Ond wottsch di jo ned schäme.
Wottsch jo ned dass me seit
sigsch fräch ond verwöhnt
wöllisch z’schnäll vorwärts
oder laufisch wienen Maa.
Weisch die Andere
zeige der emmer
wer du besch. Also
suech dini Wort guet uus
wenn’s sy muess
verschliessisch sie i der.
Denn passiert der scho nüt
denn hämmer di gärn. Also
löpf dini Füess
lauf chli langsamer ond
stopf der ab ond zue
öppis is Muul. Gäll
das esch denn kei Information
das esch en Uuftrag.
Aus Gletscherstück:
Unter Ponys
Was ich wusste aber nicht wirklich wusste
(eigensinnig wie ein Pony): Glück und Verzweiflung
wechseln sich ständig ab. Später dann tieferes
Glück, tiefer die Verzweiflung. Dann
eine fortlaufendeGewöhnung
an härtere Beleuchtungen, schärfere
Einsichten, grössere Nüchternheit.
In einer Ackersenke scharf geschoren
die Schafe. Rückblickend zu viele Wattepads.
Ist es nicht süss was der Wind
mit den meterlangen Stirnfransen der Ponys
macht und wie sie plötzlich nichts
mehr sehen?
Aus Siedlisko
Du sagst ich soll den Tag
nicht vor dem Abend loben
aber genau das werde ich tun.
Ich lobe mir den Taubenschlag in
Trzebiechow und wie die Tauben
auffliegen wenn wir vorbeifahren
auf unserem Weg zum See.
Ich lobe mir die Malven im Dämmerlicht
wie sie glimmen in den frühen Morgenstunden
auf unserem Weg zum Klo und
das Knarren des Birnbaums
unter dem wir sitzen und
aufeinander zusteuern wie Frachtschiffe.
Ich lobe mir den Blick in die Bäume.
Der auf Schönheit angewiesen ist:
Er ist dem Grässlichen ausgeliefert
schreibt Christa Wolf in ihrem Sommerstück
vor dem wir uns hüten. Wir verfolgen
die Spuren der Katzen legen Steine
auf ihre Exkremente
die sie mit zitterndem Hinterteil
in den Garten würgen. In der Dunkelheit
orientieren wir uns an den Pflanzen später
fällt unser Blick in Pfützen
klar wie Spiegel, Sandwege
grundlos bei Regen. Wir wissen
um die Nähe der Wölfe. Wir werden immer
stiller wir wagen es nicht uns zu verirren.
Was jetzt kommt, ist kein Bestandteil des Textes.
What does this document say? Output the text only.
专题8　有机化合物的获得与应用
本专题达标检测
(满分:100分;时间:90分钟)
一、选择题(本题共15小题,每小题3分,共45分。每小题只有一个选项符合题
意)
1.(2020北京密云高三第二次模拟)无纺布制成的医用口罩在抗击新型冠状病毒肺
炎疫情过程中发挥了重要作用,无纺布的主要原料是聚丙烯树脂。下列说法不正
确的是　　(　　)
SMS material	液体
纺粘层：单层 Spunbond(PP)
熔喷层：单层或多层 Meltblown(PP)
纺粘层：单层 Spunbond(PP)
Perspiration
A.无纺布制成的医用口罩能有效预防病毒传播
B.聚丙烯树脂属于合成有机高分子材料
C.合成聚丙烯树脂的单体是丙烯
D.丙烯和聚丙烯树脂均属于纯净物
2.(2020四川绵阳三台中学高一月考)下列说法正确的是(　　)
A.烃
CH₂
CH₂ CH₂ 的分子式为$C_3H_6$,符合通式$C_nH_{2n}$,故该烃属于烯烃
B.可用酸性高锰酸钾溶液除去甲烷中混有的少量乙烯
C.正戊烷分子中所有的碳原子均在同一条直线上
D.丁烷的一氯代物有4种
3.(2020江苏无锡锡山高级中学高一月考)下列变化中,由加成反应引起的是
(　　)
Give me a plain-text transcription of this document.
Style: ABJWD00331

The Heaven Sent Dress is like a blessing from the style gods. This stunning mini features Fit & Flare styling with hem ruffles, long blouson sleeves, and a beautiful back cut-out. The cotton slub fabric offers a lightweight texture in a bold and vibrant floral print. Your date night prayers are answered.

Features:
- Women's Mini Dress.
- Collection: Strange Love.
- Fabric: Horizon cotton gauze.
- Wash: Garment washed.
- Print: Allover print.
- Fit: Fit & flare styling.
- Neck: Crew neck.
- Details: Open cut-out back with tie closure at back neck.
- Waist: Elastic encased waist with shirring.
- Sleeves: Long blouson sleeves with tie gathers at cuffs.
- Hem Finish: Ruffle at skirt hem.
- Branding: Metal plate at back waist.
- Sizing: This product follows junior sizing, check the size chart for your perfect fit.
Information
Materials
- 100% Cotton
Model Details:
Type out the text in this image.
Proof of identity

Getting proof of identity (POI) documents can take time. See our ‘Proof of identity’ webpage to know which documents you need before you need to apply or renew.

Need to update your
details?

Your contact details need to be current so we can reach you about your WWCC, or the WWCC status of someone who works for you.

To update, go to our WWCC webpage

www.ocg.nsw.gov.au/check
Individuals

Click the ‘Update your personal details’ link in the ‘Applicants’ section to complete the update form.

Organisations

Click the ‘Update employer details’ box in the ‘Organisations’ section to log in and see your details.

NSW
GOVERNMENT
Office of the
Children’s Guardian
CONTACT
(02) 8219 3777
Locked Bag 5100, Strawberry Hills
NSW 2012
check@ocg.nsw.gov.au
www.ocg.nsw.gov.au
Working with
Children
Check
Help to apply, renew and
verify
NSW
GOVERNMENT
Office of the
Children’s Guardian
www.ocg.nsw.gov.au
Ich beschliesse Malven zu pflanzen mehr
auf die Dinge zu achten Zusammenhänge
zu verstehen wie die Vektoren
auf die Fähre treffen und sie
ans andere Ufer schieben. Alles
für die romantischen Dichter.
Ich versuche mir die Ortsnamen zu merken
die Richtungen in die wir ausfliegen.
Das Bellen der Hunde früh morgens
wenn sie gefüttert werden holt mich
aus den Untiefen der Träume
die ich dir am Holztisch erzähle in Splittern
und von Schweigen umhüllt. Träume wie
Hochhäuser die brennen
und gleichzeitig voller Licht sind.
Über der Tür hängt ein Nest mit Schwalben.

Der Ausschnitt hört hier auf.